Ptolema frowned, looking at the ground.
Eventually, Anna seemed to come to some sort of satisfactory conclusion. rising back up to her feet. I hadn't noticed it before, but her robes seemed to be made primarily of leather. The gore rolled off of them instead of sticking.
"...it is difficult to say for sure," she stated, "but based on the proportions and the dermal tissue which I was able to salvage, it does appear that this cadaver belonged to Durvasa."

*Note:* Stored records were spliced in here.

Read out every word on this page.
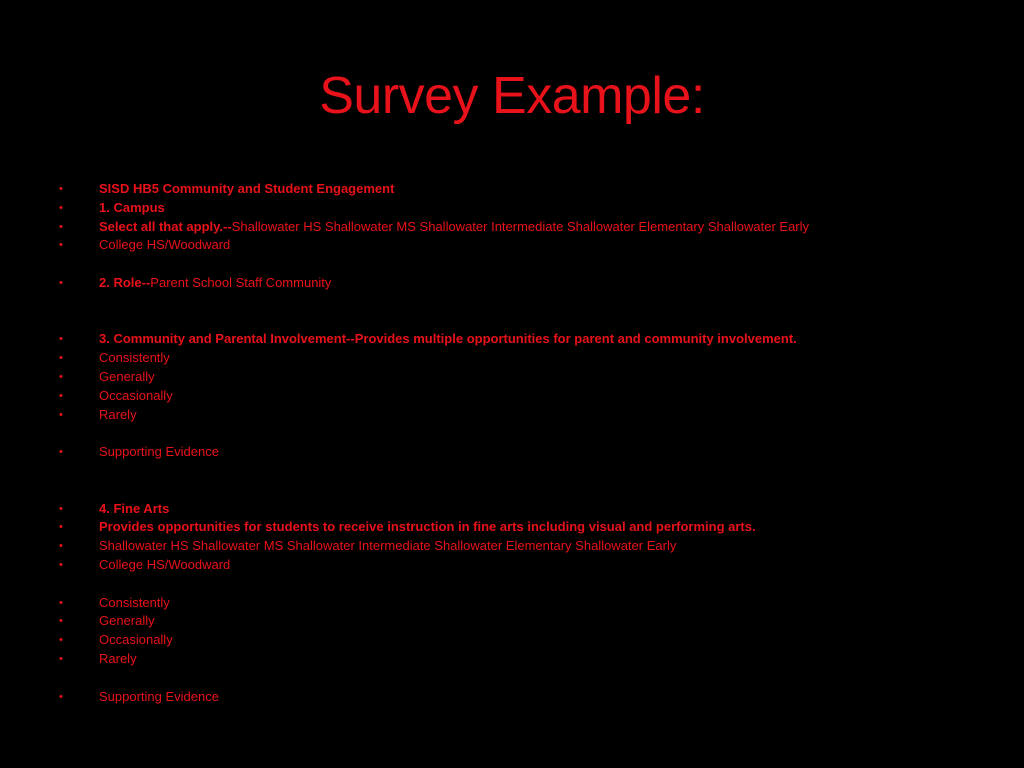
Survey Example:
•	SISD HB5 Community and Student Engagement
•	1. Campus
•	Select all that apply.--Shallowater HS Shallowater MS Shallowater Intermediate Shallowater Elementary Shallowater Early
•	College HS/Woodward
•	2. Role--Parent School Staff Community
•	3. Community and Parental Involvement--Provides multiple opportunities for parent and community involvement.
•	Consistently
•	Generally
•	Occasionally
•	Rarely
•	Supporting Evidence
•	4. Fine Arts
•	Provides opportunities for students to receive instruction in fine arts including visual and performing arts.
•	Shallowater HS Shallowater MS Shallowater Intermediate Shallowater Elementary Shallowater Early
•	College HS/Woodward
•	Consistently
•	Generally
•	Occasionally
•	Rarely
•	Supporting Evidence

Zeno snorted. "Appears. Now that's a weasel word if I've heard one." She tossed her scepter around idly, despite it presently being useless. "There are numerous ways to fabricate a corpse, or to come into possession of one with certain attributes-- Voila, illusion complete."
Linos tilted his head to the side. "It really does look rather like his build, though, now that I really look at it--"
"This is foolishness," Zeno interrupted him, swinging her scepter up and bopping the tip against his forehead. "Regardless of the nature of our opponent or the scale of the conspiracy behind them, I shall not be led by the nose like some snivelling teenager in a cheap horror drama. This scenario is beyond contrived-- He's attacked by a monster, dragged to a summoning circle, and magicked over here, with identifiable features absent?" She shook her head. "If Durvasa were truly dead, the culprit would have no reason to go to such lengths to put on a show for us."
"Yeah. Yeah, hard to disagree," Fang said, tilting their head. "It's all a bit too weird."
Linos frowned, while Anna produced a pouch from somewhere in her robes and took a scraping from the body. "We can verify this later, once we're outside of this building or have taken control of the security console. For the time being, we should proceed with the plan."
"Well said," Kamrusepa said, with a nod. Her eyes turned upward. "So, then. ...which ones are we to choose from?"